Maven, which oversees publications like Sports Illustrated and TheStreet, has rebranded to The Arena Group. Coinciding with the name change, the media company is refocusing its business around those flagship sites and their sports and finance categories.
The Arena Group’s move is the latest change in a series of updates after execs added sites in those verticals to its proprietary publishing and tech platform.
“Our old focus was on broad, longtail publishers on a variety of topics. That was not a successful business model for a company like ours,” said The Arena Group COO Andrew Kraft. Rather than hosting sites that publish content on niche topics such as lifestyle blog Cupcakes and Cashmere and health resource site Cancer Connect, the focus now is on category-specific content and hosting and acquiring sites that fit into the sports and finance verticals, or “arenas,” as the company calls them. This shift began when Sports Illustrated CEO Ross Levinsohn became the top executive of the then-Maven in August 2020.
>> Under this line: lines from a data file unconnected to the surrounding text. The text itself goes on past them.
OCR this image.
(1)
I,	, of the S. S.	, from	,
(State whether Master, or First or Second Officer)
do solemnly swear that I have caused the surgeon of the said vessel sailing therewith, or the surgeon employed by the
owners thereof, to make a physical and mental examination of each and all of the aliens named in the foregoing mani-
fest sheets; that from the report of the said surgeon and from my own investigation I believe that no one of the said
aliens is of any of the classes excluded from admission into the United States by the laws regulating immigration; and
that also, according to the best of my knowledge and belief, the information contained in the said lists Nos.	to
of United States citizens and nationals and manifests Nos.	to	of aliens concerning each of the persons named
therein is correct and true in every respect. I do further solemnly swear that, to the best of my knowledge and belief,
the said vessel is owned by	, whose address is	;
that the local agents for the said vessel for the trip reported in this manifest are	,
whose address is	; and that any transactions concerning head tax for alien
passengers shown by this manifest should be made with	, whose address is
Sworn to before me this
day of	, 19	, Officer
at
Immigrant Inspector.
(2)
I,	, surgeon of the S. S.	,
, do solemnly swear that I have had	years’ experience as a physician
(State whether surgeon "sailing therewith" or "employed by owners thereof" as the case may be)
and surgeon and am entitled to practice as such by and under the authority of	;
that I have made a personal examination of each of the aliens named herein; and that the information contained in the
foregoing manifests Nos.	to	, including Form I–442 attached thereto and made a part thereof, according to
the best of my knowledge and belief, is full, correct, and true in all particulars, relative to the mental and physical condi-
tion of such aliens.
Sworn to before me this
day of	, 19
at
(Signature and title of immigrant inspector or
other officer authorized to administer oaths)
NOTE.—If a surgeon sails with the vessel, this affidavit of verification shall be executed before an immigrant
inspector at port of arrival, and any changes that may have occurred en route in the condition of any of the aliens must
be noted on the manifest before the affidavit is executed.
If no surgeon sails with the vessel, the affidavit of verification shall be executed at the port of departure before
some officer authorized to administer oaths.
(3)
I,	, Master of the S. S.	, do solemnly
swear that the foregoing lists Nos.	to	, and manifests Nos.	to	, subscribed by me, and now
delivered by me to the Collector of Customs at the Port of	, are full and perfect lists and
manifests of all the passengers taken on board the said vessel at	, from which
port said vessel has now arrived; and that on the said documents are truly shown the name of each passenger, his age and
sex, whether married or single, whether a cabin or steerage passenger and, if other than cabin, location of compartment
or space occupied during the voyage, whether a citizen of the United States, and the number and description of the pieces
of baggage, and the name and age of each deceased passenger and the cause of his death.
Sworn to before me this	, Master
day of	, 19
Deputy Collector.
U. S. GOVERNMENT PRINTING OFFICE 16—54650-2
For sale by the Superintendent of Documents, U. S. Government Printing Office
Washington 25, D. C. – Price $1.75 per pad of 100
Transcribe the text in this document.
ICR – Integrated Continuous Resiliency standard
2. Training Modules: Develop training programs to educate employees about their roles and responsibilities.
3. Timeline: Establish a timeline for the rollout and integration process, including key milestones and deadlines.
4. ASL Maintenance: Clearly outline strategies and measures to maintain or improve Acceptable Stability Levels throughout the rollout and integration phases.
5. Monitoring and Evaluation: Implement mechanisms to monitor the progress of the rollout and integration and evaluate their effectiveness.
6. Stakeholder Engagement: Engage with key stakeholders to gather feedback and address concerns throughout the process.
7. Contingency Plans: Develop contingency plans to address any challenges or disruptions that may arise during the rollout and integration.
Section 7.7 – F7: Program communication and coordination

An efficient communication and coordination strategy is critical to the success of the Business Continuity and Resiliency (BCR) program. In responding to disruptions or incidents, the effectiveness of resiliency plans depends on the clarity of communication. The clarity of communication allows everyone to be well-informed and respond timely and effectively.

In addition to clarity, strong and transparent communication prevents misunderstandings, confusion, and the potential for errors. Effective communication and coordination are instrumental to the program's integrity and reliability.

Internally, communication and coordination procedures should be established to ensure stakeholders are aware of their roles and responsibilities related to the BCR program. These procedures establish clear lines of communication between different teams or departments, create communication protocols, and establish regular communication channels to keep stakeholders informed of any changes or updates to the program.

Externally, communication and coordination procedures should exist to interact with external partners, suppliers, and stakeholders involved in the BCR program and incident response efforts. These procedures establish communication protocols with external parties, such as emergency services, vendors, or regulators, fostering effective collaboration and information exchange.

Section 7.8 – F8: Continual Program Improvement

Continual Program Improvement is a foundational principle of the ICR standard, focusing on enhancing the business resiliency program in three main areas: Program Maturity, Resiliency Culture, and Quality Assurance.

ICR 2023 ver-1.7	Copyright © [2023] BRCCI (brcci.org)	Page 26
Bolstered by Sports Illustrated — which The Arena Group has licensed from Authentic Brands Group since January 2020 — the media company claimed, citing Comscore data, that the number of unique visitors to its sports sites has grown by more than 300% year over year to total 50 million unique visitors in August 2021. According to data from Comscore, Sports Illustrated attracted 25.6 million unique visitors in August 2021, a 39% increase year over year. The company’s sports vertical also includes The Spun (which the company acquired in June), and 100 other sports publications that were added to the company’s platform since the beginning of last year, including FanNation’s local team sites hosted on the SI.com domain, The Hockey News, Fadeaway World and Morning Read, among others.
The Arena Group’s finance vertical, anchored by TheStreet, has 17 sites. TheStreet had 5 million unique visitors in August 2021, a 42% decline year over year, according to Comscore data.
The Arena Group generated $143 million in revenue from June 30, 2020 to June 30, 2021, a 54% increase year over year, according to the company.
The company’s digital revenue grew by 90% year over year, with most of that growth coming from subscriptions. Kraft declined to break out digital’s share of overall revenue.
The Arena Group’s revenue is roughly split between subscriptions (print and digital) and ad revenue.
Digital ad revenue grew by 26% year over year in the second quarter, the company said. The Arena Group has not reported its third quarter earnings.
The sports vertical reaches a younger and more diverse audience compared to last year, including 15% more millennial-aged visitors and 42% more women. Women now represent a quarter of the sports vertical’s audience, according to the company.
The Arena Group owns and hosts the domains of over 200 sites.
Over the past year, the company has raised more than $40 million.
The Arena Group has 300 employees and is a fully virtual organization.
Investing in subscriptions In the past year, The Arena Group has hired eight people to the consumer marketing side of the company. The company’s CMO Jill Marchisotto oversees the company’s subscription business and plans to add more employees to the team.
Digital subscription revenue has grown by 18% year-over-year, mostly thanks to TheStreet’s subscription business, which grew 36%. Sports Illustrated and TheStreet have a combined subscriber base of 89,000 subscribers. Sports Illustrated’s digital subscription launched in March, while TheStreet has been selling digital subscriptions since 1997.
Access to FanNation’s sites are part of the Sports Illustrated digital subscription package. Marchisotto said a model like this could be applied to future publisher categories at the company.
What does the refocus mean for the other sites? Roughly 50 sites are not part of The Arena Group’s sports and finance verticals, and include health, history and food sites, among others. The Arena Group will continue to host them.
“The most important thing about this refocus is not just deciding what we are going to do, but what we aren’t going to do,” Kraft said. “We aren’t going out signing publishers onto our platform willy nilly outside of our verticals.”
The Arena Group provides publishing and monetization tools that publishers, such as FanNation’s independently owned local team sites, are able to use. FanNation’s sites, for example, live on Sports Illustrated’s domain, make money via The Arena’s Group’s monetization stack and get to keep 50-70% of their revenue. The Arena Group takes the rest, and benefits from the traffic and ad revenue those sites drive.
What categories are next? Despite The Arena Group refocusing on sports and finance, the company does not plan to retain that strict focus for long and will eventually look to the lifestyle category. “We wouldn’t put this group together if we were satisfied with two verticals,” Kraft said.
This article has been updated to reflect that TheStreet has been selling digital subscriptions since 1997. A previous version incorrectly stated that TheStreet’s digital subscriptions launched two years ago, which was when Maven acquired the publication.